De Nederlandse schrijver Ewald Vanvugt is op 11 april op 82-jarige leeftijd overleden. Dat heeft Uitgeverij Nijgh & Van Ditmar gisteren bekendgemaakt. Ewald Vanvugt werd geboren op 16 april 1943 in ‘s-Hertogenbosch. Zie ook alle tags voor Ewald Vanvugt op dit blog.
Uit: Roofstaat
“Aan de guerrillaoorlog met de bosnegers of Marrons leek geen einde te komen. Soms deden de planters een belangrijke vangst, zoals in augustus 1763 op de plantage Capoera aan de Pericarivier, waar zij een weggelopen man genaamd Palm oppakten. Met Palm als gids ontdekte een patrouille onder leiding van de vrijman Kwasi het afgelegen dorp Tessisi. Twaalf gevangenen, meest vrouwen en kinderen, konden zij naar Paramaribo meenemen. Bijna twee weken later sloegen de Marrons terug op de plantage Naccaruciba (Boven- Cottica). Midden in de nacht gingen 25 slaven op de loop. De meeste weglopers werden al in de omgeving van Koopmanskreek weer opgepakt. In Paramaribo liet het gezag de mannen doden. De vrouwen kregen ‘een Spaanse bok toegediend’: een afranseling op een zijkant van het lichaam. In het district Cottica, rond de gelijknamige rivier, nam het aantal rebellen in 1771 schrikbarend toe. Een jaar later bedreigde volgens sommigen de slavenopstand het voortbestaan van de kolonie. De directie van de Sociëteit van Suriname wilde eens en voorgoed de opstandelingen verslaan. De Staten- Generaal droegen bij in de kosten van een huurlingenlegertje van 800 man onder een Zwitserse kolonel. Bij dit leger, dat in 1773 aankwam, bevond zich de Schotse kapitein John Gabriel Stedman (1744-1797).

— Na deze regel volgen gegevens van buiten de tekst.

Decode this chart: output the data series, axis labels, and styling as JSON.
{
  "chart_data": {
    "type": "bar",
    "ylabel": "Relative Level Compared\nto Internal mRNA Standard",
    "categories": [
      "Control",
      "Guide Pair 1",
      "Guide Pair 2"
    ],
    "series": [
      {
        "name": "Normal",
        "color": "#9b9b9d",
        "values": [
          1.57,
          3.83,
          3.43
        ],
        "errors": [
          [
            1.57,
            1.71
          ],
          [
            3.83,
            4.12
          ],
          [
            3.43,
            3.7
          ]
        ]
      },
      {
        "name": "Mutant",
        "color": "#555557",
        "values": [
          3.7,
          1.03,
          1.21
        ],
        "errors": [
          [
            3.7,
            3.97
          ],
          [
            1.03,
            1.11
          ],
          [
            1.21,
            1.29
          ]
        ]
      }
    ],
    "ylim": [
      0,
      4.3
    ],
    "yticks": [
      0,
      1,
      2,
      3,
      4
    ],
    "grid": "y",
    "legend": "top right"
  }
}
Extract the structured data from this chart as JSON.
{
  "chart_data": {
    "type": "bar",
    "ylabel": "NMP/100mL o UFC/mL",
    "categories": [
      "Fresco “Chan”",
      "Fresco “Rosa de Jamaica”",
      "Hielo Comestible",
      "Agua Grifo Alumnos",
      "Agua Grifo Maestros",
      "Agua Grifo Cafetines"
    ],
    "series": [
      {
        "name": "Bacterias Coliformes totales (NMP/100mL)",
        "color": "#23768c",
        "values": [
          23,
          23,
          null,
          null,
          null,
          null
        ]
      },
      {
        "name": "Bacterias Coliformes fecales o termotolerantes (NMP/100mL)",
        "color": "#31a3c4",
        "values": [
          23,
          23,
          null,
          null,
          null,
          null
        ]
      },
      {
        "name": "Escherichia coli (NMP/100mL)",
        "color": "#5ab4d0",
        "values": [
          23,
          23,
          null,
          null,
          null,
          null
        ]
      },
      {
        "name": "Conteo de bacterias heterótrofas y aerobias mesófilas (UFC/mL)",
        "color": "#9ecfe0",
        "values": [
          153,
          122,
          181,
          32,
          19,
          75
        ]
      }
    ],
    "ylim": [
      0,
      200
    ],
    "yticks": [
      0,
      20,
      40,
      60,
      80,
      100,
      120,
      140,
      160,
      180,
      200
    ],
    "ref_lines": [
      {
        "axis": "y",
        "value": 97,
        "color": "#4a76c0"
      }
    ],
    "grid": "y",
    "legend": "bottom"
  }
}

Stedman heeft over zijn vijfjarige verblijf in Suriname een groot Engelstalig boek geschreven, getiteld A Narrative of a Five Years Expedition against the Revolted Negroes of Surinam (1796). Kort na aankomst zag hij op straat de eerste slaven: ‘Ik liet mijn rijtuig stilhouden om een troep menselijke wezens in ogenschouw te nemen, afkomstig van een schip dat juist voor de stad het anker had uitgeworpen, die bestemd waren later als slaven te worden verkocht. Het geheel leek mij zulk een weer levend geworden knekelhuis van vel-over-been, dat het mij levendig herinnerde aan de Dag van het Laatste Oordeel. Deze schepselen leken uit de dood te zijn opgestaan, of uit de snijkamer van een hospitaal ontsnapt; ik kan hen niet beter vergelijken dan met wandelende geraamten die met bruin leer waren overtrokken.”